I'm Ashley, a 20-something graduate with an English degree. Attempting to bring la dolce vita to Georgia as a newlywed.

  1. Challenges

    I had this English teacher my Senior year of high school. She didn’t write essential questions on the board every day or pass out a Learning-Focused graphic organizer for every class discussion. But you could just feel that she loved it when she would talk about a text, and she made her students want to love it the way she did. Now, I am certainly not saying that essential questions and backwards design are not useful approaches to teaching. They are. But let’s be honest, nobody ever says, “I got into teaching because I just really love graphic organizers. I’m super passionate about Venn Diagrams.” 

    This teacher was alway doling out poems that hit home to a bunch of narcissistic AP seniors. Poems about making your life mean something and seizing life while it was still fresh and green and youthful. There was one in particular that seemed to be so poignant on the cusp of my college life. It’s “The Summer Day” by Mary Oliver.

    “Who made the world?
    Who made the swan, and the black bear?
    Who made the grasshopper?
    This grasshopper, I mean-
    the one who has flung herself out of the grass,
    the one who is eating sugar out of my hand,
    who is moving her jaws back and forth instead of up and down-
    who is gazing around with her enormous and complicated eyes.
    Now she lifts her pale forearms and thoroughly washes her face.
    Now she snaps her wings open, and floats away.
    I don’t know exactly what a prayer is.
    I do know how to pay attention, how to fall down
    into the grass, how to kneel down in the grass,
    how to be idle and blessed, how to stroll through the fields,
    which is what I have been doing all day.
    Tell me, what else should I have done?
    Doesn’t everything die at last, and too soon?
    Tell me, what is it you plan to do
    with your one wild and precious life?”

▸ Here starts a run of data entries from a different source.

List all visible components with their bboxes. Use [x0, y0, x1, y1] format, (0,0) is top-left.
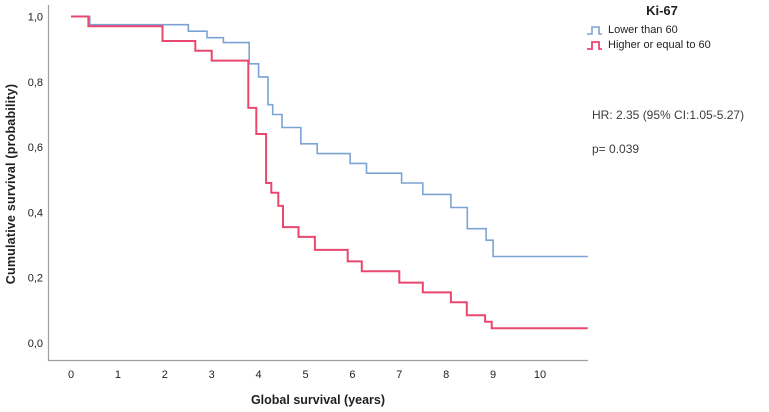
y-tick-label: 0,8	[28, 77, 43, 89]
legend-entry-lower-than-60: Lower than 60	[586, 23, 738, 37]
y-tick-label: 0,4	[28, 207, 43, 219]
x-tick-label: 6	[349, 369, 355, 381]
x-tick-label: 1	[115, 369, 121, 381]
y-tick-label: 0,2	[28, 273, 43, 285]
x-tick-label: 9	[490, 369, 496, 381]
survival-curve-higher-or-equal-to-60	[71, 15, 588, 330]
x-axis-title: Global survival (years)	[250, 393, 386, 407]
x-tick-label: 2	[162, 369, 168, 381]
step-line-sample-icon	[587, 26, 602, 35]
x-tick-label: 7	[396, 369, 402, 381]
legend: Ki-67 Lower than 60 Higher or equal to 6…	[586, 3, 738, 52]
legend-entry-label: Higher or equal to 60	[608, 38, 711, 51]
y-tick-label: 0,0	[28, 338, 43, 350]
legend-entry-label: Lower than 60	[608, 23, 678, 36]
survival-curve-lower-than-60	[71, 15, 588, 258]
x-tick-label: 4	[256, 369, 262, 381]
step-line-sample-path	[587, 41, 602, 50]
x-tick-label: 10	[534, 369, 546, 381]
x-tick-label: 5	[302, 369, 308, 381]
x-tick-label: 8	[443, 369, 449, 381]
y-axis-title: Cumulative survival (probability)	[4, 83, 18, 285]
legend-title: Ki-67	[646, 3, 678, 18]
step-line-sample-icon	[587, 41, 602, 50]
legend-entry-higher-or-equal-60: Higher or equal to 60	[586, 38, 738, 52]
hazard-ratio-text: HR: 2.35 (95% CI:1.05-5.27)	[592, 108, 745, 122]
axis-frame	[47, 5, 588, 362]
p-value-text: p= 0.039	[592, 142, 640, 156]
y-tick-label: 1,0	[28, 12, 43, 24]
y-tick-label: 0,6	[28, 142, 43, 154]
x-tick-label: 3	[209, 369, 215, 381]
x-tick-label: 0	[68, 369, 74, 381]
step-line-sample-path	[587, 26, 602, 35]
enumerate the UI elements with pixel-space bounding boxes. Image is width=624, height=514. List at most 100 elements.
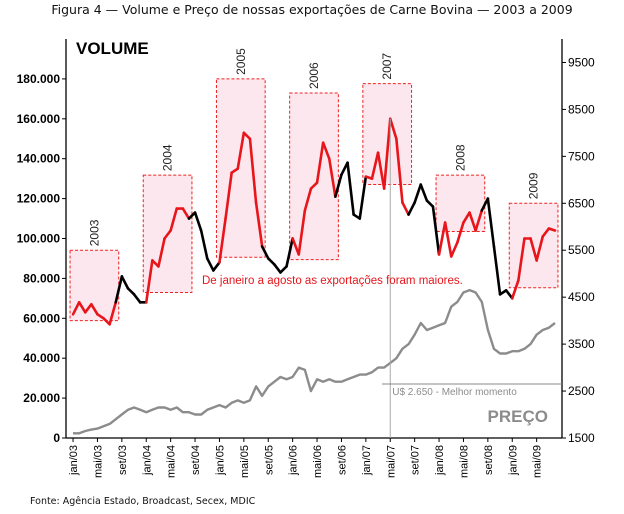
year-box-label: 2009	[527, 172, 541, 199]
x-tick-label: set/08	[483, 445, 495, 475]
series-segment-volume	[218, 217, 227, 264]
series-segment-volume	[358, 175, 368, 220]
series-segment-volume	[157, 237, 166, 268]
series-segment-volume	[334, 173, 343, 198]
series-segment-volume	[413, 183, 423, 204]
y-right-tick-label: 9500	[568, 55, 595, 69]
year-box-label: 2007	[380, 53, 394, 80]
series-line-preco	[73, 288, 556, 435]
x-tick-label: jan/09	[507, 445, 519, 476]
series-segment-volume	[474, 209, 484, 232]
series-segment-volume	[486, 197, 496, 248]
x-tick-label: set/06	[336, 445, 348, 475]
x-tick-label: jan/07	[361, 445, 373, 476]
x-tick-label: jan/05	[214, 445, 226, 476]
year-box-label: 2008	[453, 144, 467, 171]
series-segment-volume	[291, 237, 301, 256]
highlight-annotation: De janeiro a agosto as exportações foram…	[202, 275, 463, 287]
best-moment-annotation: U$ 2.650 - Melhor momento	[392, 387, 517, 398]
series-segment-volume	[443, 221, 453, 258]
series-segment-volume	[163, 229, 172, 240]
series-segment-volume	[273, 263, 282, 274]
series-segment-volume	[321, 141, 331, 160]
x-tick-label: mai/07	[385, 445, 397, 478]
series-segment-volume	[401, 201, 410, 216]
series-segment-volume	[254, 201, 264, 248]
year-box	[289, 92, 339, 261]
year-box-label: 2004	[161, 144, 175, 171]
y-left-tick-label: 60.000	[23, 311, 60, 325]
series-segment-volume	[212, 261, 221, 272]
series-segment-volume	[260, 245, 270, 260]
series-segment-volume	[510, 279, 520, 300]
y-right-tick-label: 6500	[568, 196, 595, 210]
y-right-tick-label: 8500	[568, 102, 595, 116]
series-segment-volume	[71, 301, 81, 316]
series-segment-volume	[517, 237, 526, 282]
year-box-label: 2005	[234, 48, 248, 75]
x-tick-label: mai/03	[92, 445, 104, 478]
series-segment-volume	[407, 201, 416, 216]
source-note: Fonte: Agência Estado, Broadcast, Secex,…	[30, 496, 256, 507]
series-segment-volume	[132, 293, 142, 304]
y-right-tick-label: 1500	[568, 431, 595, 445]
series-segment-volume	[279, 265, 288, 274]
x-tick-label: set/04	[190, 445, 202, 475]
series-segment-volume	[285, 237, 294, 268]
series-segment-volume	[370, 151, 380, 180]
series-segment-volume	[462, 211, 471, 224]
series-segment-volume	[437, 221, 447, 256]
volume-label: VOLUME	[76, 39, 149, 58]
series-segment-volume	[181, 207, 191, 220]
x-tick-label: jan/06	[288, 445, 300, 476]
series-segment-volume	[315, 141, 325, 184]
series-segment-volume	[90, 303, 99, 316]
y-right-tick-label: 7500	[568, 149, 595, 163]
series-segment-volume	[224, 171, 233, 220]
series-segment-volume	[193, 211, 203, 232]
series-segment-volume	[376, 151, 386, 190]
series-segment-volume	[382, 117, 392, 190]
y-left-tick-label: 0	[53, 431, 60, 445]
series-segment-volume	[169, 207, 179, 232]
series-segment-volume	[431, 205, 441, 256]
y-right-tick-label: 2500	[568, 384, 595, 398]
series-segment-volume	[242, 131, 252, 141]
y-left-tick-label: 40.000	[23, 351, 60, 365]
x-tick-label: jan/03	[68, 445, 80, 476]
x-tick-label: jan/08	[434, 445, 446, 476]
series-segment-volume	[114, 275, 124, 304]
series-segment-volume	[248, 137, 258, 204]
series-segment-volume	[126, 287, 136, 296]
x-tick-label: mai/09	[532, 445, 544, 478]
x-tick-label: set/07	[410, 445, 422, 475]
series-segment-volume	[547, 227, 557, 232]
series-segment-volume	[205, 257, 215, 272]
series-segment-volume	[535, 235, 545, 262]
series-segment-volume	[449, 241, 459, 258]
series-segment-volume	[425, 199, 435, 208]
x-tick-label: set/05	[263, 445, 275, 475]
x-tick-label: mai/06	[312, 445, 324, 478]
x-tick-label: set/03	[117, 445, 129, 475]
series-segment-volume	[309, 181, 319, 190]
series-segment-volume	[108, 301, 118, 326]
series-segment-volume	[529, 237, 538, 262]
year-box	[362, 83, 413, 186]
series-segment-volume	[266, 257, 276, 266]
y-left-tick-label: 180.000	[17, 72, 61, 86]
y-left-tick-label: 80.000	[23, 271, 60, 285]
y-right-tick-label: 5500	[568, 243, 595, 257]
series-segment-volume	[236, 131, 246, 170]
series-segment-volume	[83, 303, 93, 314]
y-left-tick-label: 20.000	[23, 391, 60, 405]
y-left-tick-label: 140.000	[17, 152, 61, 166]
y-right-tick-label: 3500	[568, 337, 595, 351]
series-segment-volume	[120, 275, 130, 290]
y-left-tick-label: 160.000	[17, 112, 61, 126]
y-left-tick-label: 120.000	[17, 192, 61, 206]
series-segment-volume	[395, 137, 404, 204]
series-segment-volume	[388, 117, 398, 141]
series-segment-volume	[297, 209, 307, 256]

    At the time, I took the poem as a challenge that I had already passed. Go to college. Get an English degree. Get a job. Be awesome. Boom. Done. Failure was absolutely not possible. 

    Now at the end of college with no real jobs in sight, this poem haunts me. I tried to put it away out of sight, but it keeps popping up when I least expect it. Everything reminds me of it. I’m sorry, Mary Oliver and Senior English teacher. I failed this challenge. When I close my eyes at night, the words, “Doesn’t everything die at last, and too soon? / Tell me, what is it you plan to do / with your one wild and precious life?” play in my head over and over again. 

    So I force myself to reread it with new eyes and a new heart. I have to see that it may be a challenge, but not the kind of challenge I thought it was. It’s not challenging the reader to succeed. The challenge is much more difficult than that. It’s a challenge to be idle and blessed. To kneel in grass and stroll through fields. Nobody is going to give you an award or a paycheck for strolling through a field. Maybe the best things for us don’t need the recognition of others. Some things are just good for your soul.

    School gave my life a purpose for 17 years. It’s difficult to know that though I made good grades, I have little to show for it. I thought that being a college graduate would give me even a little feeling of worth. But it doesn’t. Being a graduate is infinitely less fulfilling that being a student. There is no grading system in “the real word.” How am I suppose to know that I am on the right track? Who is going to tell me I made it? All of these things are solely up to me now. I have to make a huge paradigm shift when nothing about my post-grad life seems to be going accordingly to plan. So while I haven’t found my answer to the question of what to do with this one wild and precious life, I am willing to accept the challenge.